There are also many references to resource IDs, wheather those are included in the stack or not. Good example is EBS attachment with EC2 instance (both defined in the template) where InstanceId and VolumeId refer to specific physical resource IDs, instead of using logical resource names as you would do in hand written templates.

  EC2VolumeAttachment00vol06b7d183e4bb867a700jaYoF:
    UpdateReplacePolicy: "Retain"
    Type: "AWS::EC2::VolumeAttachment"
    DeletionPolicy: "Retain"
    Properties:
      InstanceId: "i-060079affca8f6dba"
      VolumeId: "vol-06b7d183e4bb867a7"
      Device: "/dev/xvda"

It would be fair to say template wouldn’t make through any peer review, but maybe that isn’t the point. Don’t give up yet, but keep reading …

Importing the resources

The Best feature of generated templates is resource import that works 100%. If you got the resource included, import will work.
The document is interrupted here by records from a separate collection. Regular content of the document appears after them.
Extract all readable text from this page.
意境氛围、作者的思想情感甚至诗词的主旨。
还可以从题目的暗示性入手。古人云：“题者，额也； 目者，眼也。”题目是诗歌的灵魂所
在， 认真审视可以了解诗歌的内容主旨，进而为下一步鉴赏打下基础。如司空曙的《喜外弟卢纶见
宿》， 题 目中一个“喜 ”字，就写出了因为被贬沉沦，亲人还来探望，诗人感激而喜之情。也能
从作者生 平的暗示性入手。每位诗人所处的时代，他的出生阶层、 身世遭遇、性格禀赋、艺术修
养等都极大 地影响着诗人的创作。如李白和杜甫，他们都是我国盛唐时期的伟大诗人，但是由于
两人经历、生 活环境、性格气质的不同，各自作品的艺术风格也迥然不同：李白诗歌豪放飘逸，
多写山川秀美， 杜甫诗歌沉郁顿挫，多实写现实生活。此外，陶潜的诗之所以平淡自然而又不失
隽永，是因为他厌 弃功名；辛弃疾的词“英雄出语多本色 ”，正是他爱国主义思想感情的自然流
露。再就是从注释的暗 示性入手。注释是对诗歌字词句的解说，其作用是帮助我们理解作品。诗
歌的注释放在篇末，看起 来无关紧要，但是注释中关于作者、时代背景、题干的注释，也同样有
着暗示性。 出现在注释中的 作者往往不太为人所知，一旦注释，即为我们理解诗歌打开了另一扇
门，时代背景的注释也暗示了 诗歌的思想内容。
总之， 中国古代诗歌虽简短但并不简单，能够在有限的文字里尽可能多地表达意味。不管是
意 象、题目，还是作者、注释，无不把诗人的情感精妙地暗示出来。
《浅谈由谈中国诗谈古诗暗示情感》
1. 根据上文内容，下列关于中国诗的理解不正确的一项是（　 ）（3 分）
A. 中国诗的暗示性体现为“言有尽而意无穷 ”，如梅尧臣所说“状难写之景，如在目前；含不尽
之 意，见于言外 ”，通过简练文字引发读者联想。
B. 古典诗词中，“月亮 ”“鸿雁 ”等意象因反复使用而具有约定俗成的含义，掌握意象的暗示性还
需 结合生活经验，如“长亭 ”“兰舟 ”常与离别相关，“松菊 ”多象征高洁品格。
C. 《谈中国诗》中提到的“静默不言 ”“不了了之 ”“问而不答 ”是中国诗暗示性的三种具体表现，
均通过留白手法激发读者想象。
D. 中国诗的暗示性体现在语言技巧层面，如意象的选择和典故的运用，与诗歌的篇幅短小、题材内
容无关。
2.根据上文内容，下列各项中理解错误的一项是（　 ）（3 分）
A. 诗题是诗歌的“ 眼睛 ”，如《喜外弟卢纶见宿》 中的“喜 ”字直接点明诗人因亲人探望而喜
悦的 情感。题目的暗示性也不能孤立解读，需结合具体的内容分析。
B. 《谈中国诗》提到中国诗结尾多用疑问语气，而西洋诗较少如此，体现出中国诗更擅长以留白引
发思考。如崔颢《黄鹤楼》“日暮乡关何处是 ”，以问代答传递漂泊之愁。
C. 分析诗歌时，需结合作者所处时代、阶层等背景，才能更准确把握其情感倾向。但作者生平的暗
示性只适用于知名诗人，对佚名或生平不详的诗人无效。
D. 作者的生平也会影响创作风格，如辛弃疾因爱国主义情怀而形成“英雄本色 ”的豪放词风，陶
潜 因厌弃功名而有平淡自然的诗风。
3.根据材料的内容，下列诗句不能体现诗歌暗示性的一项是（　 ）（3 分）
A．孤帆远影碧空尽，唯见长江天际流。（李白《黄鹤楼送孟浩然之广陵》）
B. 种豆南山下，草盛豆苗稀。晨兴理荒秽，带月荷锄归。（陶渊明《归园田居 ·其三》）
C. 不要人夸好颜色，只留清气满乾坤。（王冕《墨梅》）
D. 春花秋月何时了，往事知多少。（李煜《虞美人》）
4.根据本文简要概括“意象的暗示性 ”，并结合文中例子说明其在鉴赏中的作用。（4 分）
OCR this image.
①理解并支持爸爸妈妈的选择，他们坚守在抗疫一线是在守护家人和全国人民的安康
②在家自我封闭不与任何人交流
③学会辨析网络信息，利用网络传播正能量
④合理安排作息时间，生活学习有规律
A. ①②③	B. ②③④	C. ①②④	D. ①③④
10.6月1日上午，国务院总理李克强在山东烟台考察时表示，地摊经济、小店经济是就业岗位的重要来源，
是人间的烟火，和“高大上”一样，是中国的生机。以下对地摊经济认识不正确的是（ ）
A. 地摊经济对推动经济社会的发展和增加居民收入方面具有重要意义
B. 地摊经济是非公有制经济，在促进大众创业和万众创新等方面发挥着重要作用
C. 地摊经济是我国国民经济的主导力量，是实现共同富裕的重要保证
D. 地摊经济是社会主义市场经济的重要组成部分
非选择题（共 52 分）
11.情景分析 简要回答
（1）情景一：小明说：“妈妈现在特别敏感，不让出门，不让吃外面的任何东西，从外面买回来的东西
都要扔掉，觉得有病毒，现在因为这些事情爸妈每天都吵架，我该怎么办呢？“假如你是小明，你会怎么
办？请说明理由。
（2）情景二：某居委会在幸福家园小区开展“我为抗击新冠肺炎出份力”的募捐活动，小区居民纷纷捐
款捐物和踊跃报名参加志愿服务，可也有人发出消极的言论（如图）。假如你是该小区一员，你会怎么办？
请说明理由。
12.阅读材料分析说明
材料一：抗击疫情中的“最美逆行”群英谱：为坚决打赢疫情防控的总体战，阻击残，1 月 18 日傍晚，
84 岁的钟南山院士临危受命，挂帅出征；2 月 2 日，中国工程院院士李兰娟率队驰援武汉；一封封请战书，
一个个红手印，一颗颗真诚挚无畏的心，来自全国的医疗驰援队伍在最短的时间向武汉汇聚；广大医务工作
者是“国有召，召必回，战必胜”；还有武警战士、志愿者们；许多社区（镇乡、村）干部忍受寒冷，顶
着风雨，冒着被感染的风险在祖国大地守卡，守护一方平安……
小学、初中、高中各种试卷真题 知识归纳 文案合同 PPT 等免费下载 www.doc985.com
And if you didn’t make any edits, import of existing resources into stack is all that will happen. If you’d stop here, all this wouldn’t make any sense.

From ClickOps to GitOps

Here is the beef, I think. While you didn’t make any changes at this point, you did create

  • Cloudformation template
  • Cloudformation stack with imported resources

Next you should create a Git repository and store the template there. Then enable Git sync from the repository for the stack you created. Add some pre-commit validation and you are ready to switch from ClickOps to GitOps for infrastructure management! I’d recommend reading Automate safe AWS CloudFormation deployments from GitHub as a walk through of Git sync setup and workflow.

Summary

AWS Cloudformation IaC generator can speed up tranformation from clickops to gitops for manually deployed infrastructure. And this shouldn’t be undervalued, even if it doesn’t transform your application into re-usable code.